From e0ea51144ef9c5be2eafee5275ce37f8b414615b Mon Sep 17 00:00:00 2001
From: Molly Sophia <mollysophia379@gmail.com>
Date: Mon, 26 Aug 2024 09:32:16 +0800
Subject: [PATCH] llama: rwkv6: Keep ``time_mix_w1/w2`` as F32

Signed-off-by: Molly Sophia <mollysophia379@gmail.com>
---
 convert_hf_to_gguf.py | 2 ++
 src/llama.cpp         | 2 ++
 2 files changed, 4 insertions(+)

diff --git a/convert_hf_to_gguf.py b/convert_hf_to_gguf.py
index 7374cb25e..27ac34b81 100755
--- a/convert_hf_to_gguf.py
+++ b/convert_hf_to_gguf.py
@@ -300,6 +300,8 @@ class Model:
                             gguf.MODEL_TENSOR.TOKEN_TYPES,
                             gguf.MODEL_TENSOR.SSM_CONV1D,
                             gguf.MODEL_TENSOR.TIME_MIX_FIRST,
+                            gguf.MODEL_TENSOR.TIME_MIX_W1,
+                            gguf.MODEL_TENSOR.TIME_MIX_W2,
                         )
                     )
                     or not new_name.endswith(".weight")

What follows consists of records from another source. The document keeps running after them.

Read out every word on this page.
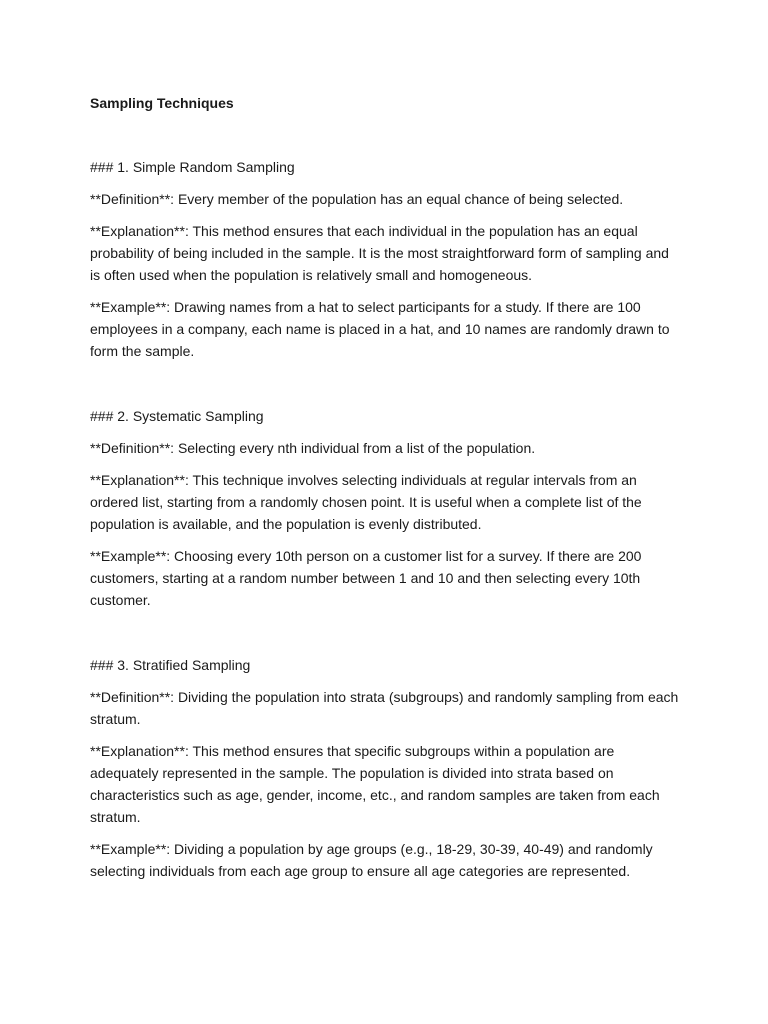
Sampling Techniques

### 1. Simple Random Sampling

**Definition**: Every member of the population has an equal chance of being selected.

**Explanation**: This method ensures that each individual in the population has an equal probability of being included in the sample. It is the most straightforward form of sampling and is often used when the population is relatively small and homogeneous.

**Example**: Drawing names from a hat to select participants for a study. If there are 100 employees in a company, each name is placed in a hat, and 10 names are randomly drawn to form the sample.

### 2. Systematic Sampling

**Definition**: Selecting every nth individual from a list of the population.

**Explanation**: This technique involves selecting individuals at regular intervals from an ordered list, starting from a randomly chosen point. It is useful when a complete list of the population is available, and the population is evenly distributed.

**Example**: Choosing every 10th person on a customer list for a survey. If there are 200 customers, starting at a random number between 1 and 10 and then selecting every 10th customer.

### 3. Stratified Sampling

**Definition**: Dividing the population into strata (subgroups) and randomly sampling from each stratum.

**Explanation**: This method ensures that specific subgroups within a population are adequately represented in the sample. The population is divided into strata based on characteristics such as age, gender, income, etc., and random samples are taken from each stratum.

**Example**: Dividing a population by age groups (e.g., 18-29, 30-39, 40-49) and randomly selecting individuals from each age group to ensure all age categories are represented.
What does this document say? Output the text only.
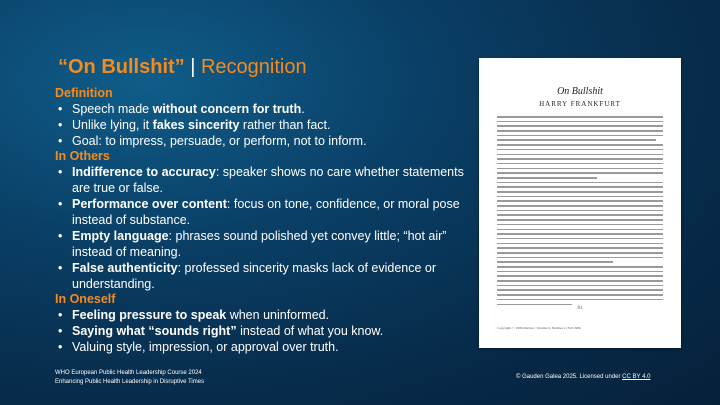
“On Bullshit” | Recognition
Definition
• Speech made without concern for truth.
• Unlike lying, it fakes sincerity rather than fact.
• Goal: to impress, persuade, or perform, not to inform.
In Others
• Indifference to accuracy: speaker shows no care whether statements are true or false.
• Performance over content: focus on tone, confidence, or moral pose instead of substance.
• Empty language: phrases sound polished yet convey little; “hot air” instead of meaning.
• False authenticity: professed sincerity masks lack of evidence or understanding.
In Oneself
• Feeling pressure to speak when uninformed.
• Saying what “sounds right” instead of what you know.
• Valuing style, impression, or approval over truth.
On Bullshit
HARRY FRANKFURT
81
Copyright © 1986 Raritan / Volume 6, Number 2, Fall 1986
WHO European Public Health Leadership Course 2024
Enhancing Public Health Leadership in Disruptive Times
© Gauden Galea 2025. Licensed under CC BY 4.0
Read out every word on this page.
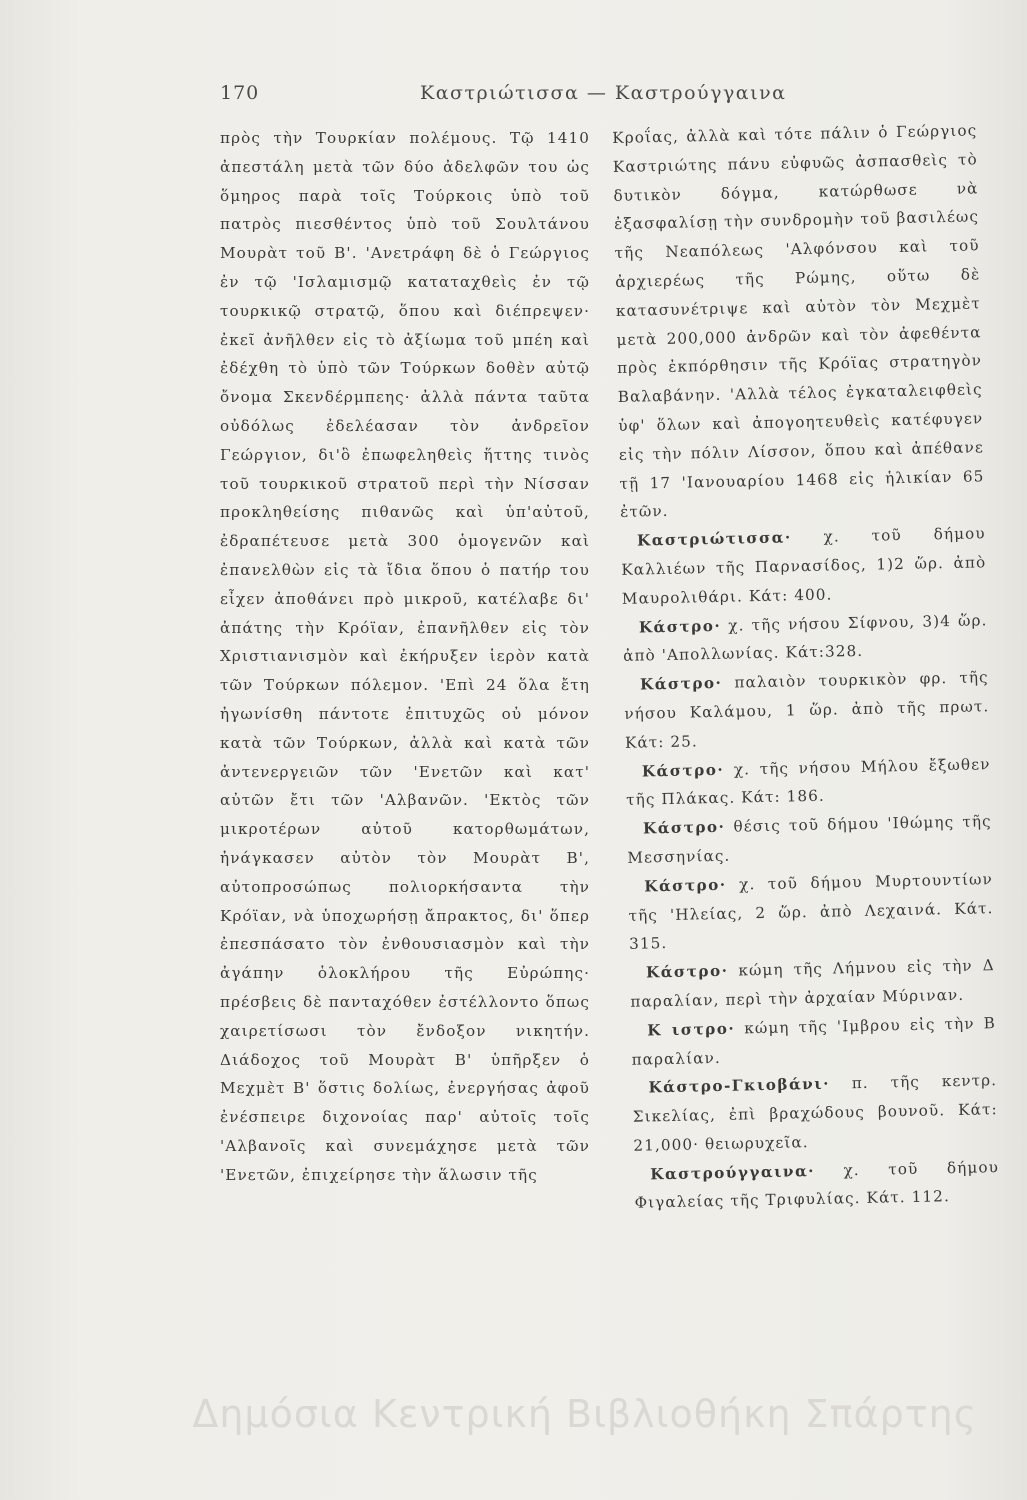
170	Καστριώτισσα — Καστρούγγαινα

πρὸς τὴν Τουρκίαν πολέμους. Τῷ 1410 ἀπεστάλη μετὰ τῶν δύο ἀδελφῶν του ὡς ὅμηρος παρὰ τοῖς Τούρκοις ὑπὸ τοῦ πατρὸς πιεσθέντος ὑπὸ τοῦ Σουλτάνου Μουρὰτ τοῦ Β'. 'Ανετράφη δὲ ὁ Γεώργιος ἐν τῷ 'Ισλαμισμῷ καταταχθεὶς ἐν τῷ τουρκικῷ στρατῷ, ὅπου καὶ διέπρεψεν· ἐκεῖ ἀνῆλθεν εἰς τὸ ἀξίωμα τοῦ μπέη καὶ ἐδέχθη τὸ ὑπὸ τῶν Τούρκων δοθὲν αὐτῷ ὄνομα Σκενδέρμπεης· ἀλλὰ πάντα ταῦτα οὐδόλως ἐδελέασαν τὸν ἀνδρεῖον Γεώργιον, δι'ὃ ἐπωφεληθεὶς ἥττης τινὸς τοῦ τουρκικοῦ στρατοῦ περὶ τὴν Νίσσαν προκληθείσης πιθανῶς καὶ ὑπ'αὐτοῦ, ἐδραπέτευσε μετὰ 300 ὁμογενῶν καὶ ἐπανελθὼν εἰς τὰ ἴδια ὅπου ὁ πατήρ του εἶχεν ἀποθάνει πρὸ μικροῦ, κατέλαβε δι' ἀπάτης τὴν Κρόϊαν, ἐπανῆλθεν εἰς τὸν Χριστιανισμὸν καὶ ἐκήρυξεν ἱερὸν κατὰ τῶν Τούρκων πόλεμον. 'Επὶ 24 ὅλα ἔτη ἠγωνίσθη πάντοτε ἐπιτυχῶς οὐ μόνον κατὰ τῶν Τούρκων, ἀλλὰ καὶ κατὰ τῶν ἀντενεργειῶν τῶν 'Ενετῶν καὶ κατ' αὐτῶν ἔτι τῶν 'Αλβανῶν. 'Εκτὸς τῶν μικροτέρων αὐτοῦ κατορθωμάτων, ἠνάγκασεν αὐτὸν τὸν Μουρὰτ Β', αὐτοπροσώπως πολιορκήσαντα τὴν Κρόϊαν, νὰ ὑποχωρήσῃ ἄπρακτος, δι' ὅπερ ἐπεσπάσατο τὸν ἐνθουσιασμὸν καὶ τὴν ἀγάπην ὁλοκλήρου τῆς Εὐρώπης· πρέσβεις δὲ πανταχόθεν ἐστέλλοντο ὅπως χαιρετίσωσι τὸν ἔνδοξον νικητήν. Διάδοχος τοῦ Μουρὰτ Β' ὑπῆρξεν ὁ Μεχμὲτ Β' ὅστις δολίως, ἐνεργήσας ἀφοῦ ἐνέσπειρε διχονοίας παρ' αὐτοῖς τοῖς 'Αλβανοῖς καὶ συνεμάχησε μετὰ τῶν 'Ενετῶν, ἐπιχείρησε τὴν ἅλωσιν τῆς

Κροΐας, ἀλλὰ καὶ τότε πάλιν ὁ Γεώργιος Καστριώτης πάνυ εὐφυῶς ἀσπασθεὶς τὸ δυτικὸν δόγμα, κατώρθωσε νὰ ἐξασφαλίσῃ τὴν συνδρομὴν τοῦ βασιλέως τῆς Νεαπόλεως 'Αλφόνσου καὶ τοῦ ἀρχιερέως τῆς Ρώμης, οὕτω δὲ κατασυνέτριψε καὶ αὐτὸν τὸν Μεχμὲτ μετὰ 200,000 ἀνδρῶν καὶ τὸν ἀφεθέντα πρὸς ἐκπόρθησιν τῆς Κρόϊας στρατηγὸν Βαλαβάνην. 'Αλλὰ τέλος ἐγκαταλειφθεὶς ὑφ' ὅλων καὶ ἀπογοητευθεὶς κατέφυγεν εἰς τὴν πόλιν Λίσσον, ὅπου καὶ ἀπέθανε τῇ 17 'Ιανουαρίου 1468 εἰς ἡλικίαν 65 ἐτῶν.

 Καστριώτισσα· χ. τοῦ δήμου Καλλιέων τῆς Παρνασίδος, 1)2 ὥρ. ἀπὸ Μαυρολιθάρι. Κάτ: 400.

 Κάστρο· χ. τῆς νήσου Σίφνου, 3)4 ὥρ. ἀπὸ 'Απολλωνίας. Κάτ:328.

 Κάστρο· παλαιὸν τουρκικὸν φρ. τῆς νήσου Καλάμου, 1 ὥρ. ἀπὸ τῆς πρωτ. Κάτ: 25.

 Κάστρο· χ. τῆς νήσου Μήλου ἔξωθεν τῆς Πλάκας. Κάτ: 186.

 Κάστρο· θέσις τοῦ δήμου 'Ιθώμης τῆς Μεσσηνίας.

 Κάστρο· χ. τοῦ δήμου Μυρτουντίων τῆς 'Ηλείας, 2 ὥρ. ἀπὸ Λεχαινά. Κάτ. 315.

 Κάστρο· κώμη τῆς Λήμνου εἰς τὴν Δ παραλίαν, περὶ τὴν ἀρχαίαν Μύριναν.

 Κ ιστρο· κώμη τῆς 'Ιμβρου εἰς τὴν Β παραλίαν.

 Κάστρο-Γκιοβάνι· π. τῆς κεντρ. Σικελίας, ἐπὶ βραχώδους βουνοῦ. Κάτ: 21,000· θειωρυχεῖα.

 Καστρούγγαινα· χ. τοῦ δήμου Φιγαλείας τῆς Τριφυλίας. Κάτ. 112.

Δημόσια Κεντρική Βιβλιοθήκη Σπάρτης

diff --git a/src/llama.cpp b/src/llama.cpp
index 62e8c0c34..e437d265e 100644
--- a/src/llama.cpp
+++ b/src/llama.cpp
@@ -17472,6 +17472,8 @@ static void llama_model_quantize_internal(const std::string & fname_inp, const s
 
         // do not quantize RWKV's time_mix_first tensors
         quantize &= name.find("time_mix_first.weight") == std::string::npos;
+        quantize &= name.find("time_mix_w1.weight") == std::string::npos;
+        quantize &= name.find("time_mix_w2.weight") == std::string::npos;
 
         // do not quantize relative position bias (T5)
         quantize &= name.find("attn_rel_b.weight") == std::string::npos;